Si aggiunga poi che i termini occupazione e uso, come bene rilevato dal giudice di prime cure, sono polisemici e vengono usati, nel caso di specie, in maniera equivalente: con l’ovvia conseguenza che il Comune ha concesso di occupare il demanio per un certo numero di anni e, nell’ambito di tale occupazione, ne ha consentito l’uso in un periodo stagionale;
sicché lì dove la concessione limita stagionalmente l’uso deve intendersi allo stesso modo temporalmente limitata anche l’occupazione che a quell’uso è funzionale.

Inoltre la prescrizione, contenuta nella concessione, di provvedere allo sgombero e alla restituzione in pristino dell’area alla scadenza della concessione è obbligazione indipendente, distinta e non sovrapponibile alle altre prescrizioni contenute nel provvedimento concessorio.

Ad ogni modo essa non incide, escludendola, sull’autonoma prescrizione, discendente dall’autorizzazione e dalla concessione che la richiama per relationem , di rimuovere l’intervento, ovvero i manufatti, al termine dell’uso consentito. Tale uso necessariamente coincide con il termine della stagione balneare.

L’appellante non può, pertanto, invocare vulnus o lesioni al legittimo affidamento asseritamente ingenerato dalla condotta dell’Amministrazione che mai, nel corso degli anni, aveva inteso richiedere di effettuare lo smontaggio dei manufatti e il ripristino dello stato dei luoghi, evitando così di imporgli un sacrificio patrimoniale sproporzionato e illogico. Invero l’obbligatorietà della rimozione dello stabilimento al termine della stagione balneare discendeva dal chiaro tenore dei provvedimenti (concessione, autorizzazione paesaggistica, parere con prescrizioni della Soprintendenza), ben conosciuti dall’appellante e mai da questi impugnati, bensì soltanto deliberatamente disattesi da quest’ultimo. Non è, pertanto, invocabile alcun legittimo affidamento: l’appellante aveva infatti l’obbligo giuridico di svolgere la propria attività imprenditoriale, in forza dei titoli abilitativi rilasciati a suo favore, nel rispetto dei vigenti vincoli e delle relative prescrizioni a tutela dei medesimi.

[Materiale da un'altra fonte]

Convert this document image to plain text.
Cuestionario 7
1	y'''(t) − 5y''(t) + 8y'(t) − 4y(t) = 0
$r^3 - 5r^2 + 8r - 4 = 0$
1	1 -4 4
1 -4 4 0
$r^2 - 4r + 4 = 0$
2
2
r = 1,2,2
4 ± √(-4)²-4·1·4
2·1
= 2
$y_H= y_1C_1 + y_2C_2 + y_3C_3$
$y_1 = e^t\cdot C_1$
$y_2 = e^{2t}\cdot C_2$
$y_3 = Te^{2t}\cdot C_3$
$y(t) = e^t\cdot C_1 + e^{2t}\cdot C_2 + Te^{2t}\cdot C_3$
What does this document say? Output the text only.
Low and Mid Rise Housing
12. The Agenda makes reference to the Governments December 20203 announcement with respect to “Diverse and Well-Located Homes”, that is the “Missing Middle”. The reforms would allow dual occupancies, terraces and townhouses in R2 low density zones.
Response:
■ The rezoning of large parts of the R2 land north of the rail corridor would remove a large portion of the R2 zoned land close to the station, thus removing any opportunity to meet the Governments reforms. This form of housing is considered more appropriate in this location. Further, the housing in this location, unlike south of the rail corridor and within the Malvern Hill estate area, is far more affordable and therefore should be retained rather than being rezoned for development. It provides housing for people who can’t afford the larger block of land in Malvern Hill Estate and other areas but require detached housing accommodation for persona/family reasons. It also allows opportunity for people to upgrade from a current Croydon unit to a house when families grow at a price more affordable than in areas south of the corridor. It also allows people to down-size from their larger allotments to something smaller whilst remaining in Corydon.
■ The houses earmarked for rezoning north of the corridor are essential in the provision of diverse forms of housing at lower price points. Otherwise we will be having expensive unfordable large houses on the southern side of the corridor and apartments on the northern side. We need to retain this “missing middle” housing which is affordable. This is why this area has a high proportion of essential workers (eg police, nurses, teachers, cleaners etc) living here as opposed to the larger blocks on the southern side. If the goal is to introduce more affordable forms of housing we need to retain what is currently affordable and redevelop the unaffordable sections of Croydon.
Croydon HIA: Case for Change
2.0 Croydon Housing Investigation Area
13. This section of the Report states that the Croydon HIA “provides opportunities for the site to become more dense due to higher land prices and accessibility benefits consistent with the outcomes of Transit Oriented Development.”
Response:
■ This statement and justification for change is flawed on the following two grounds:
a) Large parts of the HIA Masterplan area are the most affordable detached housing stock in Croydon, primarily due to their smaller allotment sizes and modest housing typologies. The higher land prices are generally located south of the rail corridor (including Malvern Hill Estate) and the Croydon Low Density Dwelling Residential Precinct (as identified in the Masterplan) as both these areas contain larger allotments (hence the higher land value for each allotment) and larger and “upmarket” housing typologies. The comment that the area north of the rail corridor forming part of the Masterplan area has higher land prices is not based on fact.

L’ordinanza di sgombero e demolizione adottata dal Comune è dunque legittima per le ragioni sopra evidenziate;
destituita di fondamento è poi la censura relativa all’assenza di motivazione del provvedimento impugnato, che indica compiutamente tanto le norme violate tanto i presupposti, di fatto e di diritto, che ne hanno determinato l’adozione.

9. Dall’infondatezza delle doglianze formulate nell’atto di appello consegue la reiezione dell’impugnazione proposta.

Restano assorbiti i restanti motivi comunque inidonei a fondare una pronunzia di tipo diverso.

Sussistono giusti motivi per compensare integralmente tra le parti le spese di giudizio.